Très vite Alex fut apprécié a la fois par la DCN et par la Marine. Il avait en outre l’art de nouer des relations pérennes. Sa carrière fut rapide et brillante. Il se trouve que pendant 6 ans nous fûmes très proches professionnellement. Plus qu’un collaborateur, mot que je déteste, il fut pratiquement un alter ego qui a su dégager pour moi le temps nécessaire à la conduite des affaires. Dévoué, fidèle et efficace il a su s’imposer en douceur à la hiérarchie. Il est arrivé au sommet en devenant responsable du plus grand programme de la défense (70 milliards de francs) : la construction des SNLE du type Triomphant.

Et le pouilleux de Ruelle finit avec 3 étoiles, d’énormes responsabilités et officier de la Légion d’Honneur. Mais Alex ne pouvait s’empêcher de travailler. Il avait commencé à 15 ans, il continua jusqu’à 70 ans. France Soir d’ailleurs consacra un article à sa carrière hors norme.

Alex dans la vie courante avait les mêmes qualités : compétence, dévouement et volonté.
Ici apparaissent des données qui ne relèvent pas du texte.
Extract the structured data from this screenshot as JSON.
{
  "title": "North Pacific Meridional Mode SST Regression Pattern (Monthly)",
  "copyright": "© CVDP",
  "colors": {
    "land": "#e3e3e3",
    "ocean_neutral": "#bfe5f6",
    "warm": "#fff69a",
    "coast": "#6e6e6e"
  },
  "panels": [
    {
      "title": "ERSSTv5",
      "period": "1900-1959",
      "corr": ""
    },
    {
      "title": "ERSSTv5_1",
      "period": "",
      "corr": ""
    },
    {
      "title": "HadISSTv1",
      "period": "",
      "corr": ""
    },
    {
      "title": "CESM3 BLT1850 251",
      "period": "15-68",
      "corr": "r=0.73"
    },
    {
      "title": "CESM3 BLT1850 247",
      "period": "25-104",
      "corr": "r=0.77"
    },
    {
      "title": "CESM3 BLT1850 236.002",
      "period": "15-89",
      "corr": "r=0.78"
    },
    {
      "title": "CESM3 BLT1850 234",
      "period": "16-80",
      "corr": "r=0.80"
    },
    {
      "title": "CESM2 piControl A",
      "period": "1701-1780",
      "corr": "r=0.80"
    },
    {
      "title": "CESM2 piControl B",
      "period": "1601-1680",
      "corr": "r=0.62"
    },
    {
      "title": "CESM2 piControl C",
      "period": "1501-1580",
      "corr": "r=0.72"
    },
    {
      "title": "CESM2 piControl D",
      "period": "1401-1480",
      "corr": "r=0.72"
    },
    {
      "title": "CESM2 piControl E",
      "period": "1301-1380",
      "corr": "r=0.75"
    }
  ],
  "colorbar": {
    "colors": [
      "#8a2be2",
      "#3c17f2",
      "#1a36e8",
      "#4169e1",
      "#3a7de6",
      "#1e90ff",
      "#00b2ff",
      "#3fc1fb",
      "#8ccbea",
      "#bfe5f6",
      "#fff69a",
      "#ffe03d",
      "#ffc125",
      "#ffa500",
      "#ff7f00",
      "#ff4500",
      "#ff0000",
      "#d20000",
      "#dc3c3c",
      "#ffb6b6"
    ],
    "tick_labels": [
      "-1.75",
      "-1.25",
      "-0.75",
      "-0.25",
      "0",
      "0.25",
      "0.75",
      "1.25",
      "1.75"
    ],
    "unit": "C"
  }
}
Il était un touche-à-tout de génie, sa curiosité était insatiable. Deux exemples : Claudette sa chérie ayant été hospitalisée assez longuement, Alex se mit a faire la cuisine pour lui d’abord puis pour la famille et les amis. En moins d’un mois il m’a régalé d’un navarin qui était devenu pour nos déjeuners mon plat préféré. Je l’avais initié en quelque sorte au cyclisme, plutôt au cyclotourisme. Dans les années 80 nous sortions a vélo les week-end. Au début des années 2000 j’ai abandonné cette activité, Alex, lui, a continué et, soignant de mieux en mieux son matériel, il a fini par grimper les cols pyrénéens (les Pyrénées étaient sa passion) et in fine… le Ventoux !

Alex a été frappé en 2018 par la maladie de Charcot, terrible maladie de la dégénérescence qui peu à peu le privait de ses facultés physiques. Mais son esprit vif et curieux était toujours présent. Il s’était fabriqué une prothèse pour taper ses messages ou ses mails. Il envoyait souvent des pièces jointes sur des sujets comme le salaire des footeux ou encore les pièces de Shakespeare à la mode Covid… Un jour, j’ai envoyé la photo du magnolia en fleur appelant à l’espoir. Il a été le premier à me répondre ; « c’est beau » écrivait-il et le lendemain il est mort... Alex était extrêmement engagé et fier de son appartenance au corps du GM. Il reste pour tous ceux qui l’ont croisé un exemple inspirant, et pour moi le regret de ne plus pouvoir l’entendre. Adieu l’ami.

1 : L’ex Foch a été coulé par la marine brésilienne le 3 février 2023. Alex en aurait été ému.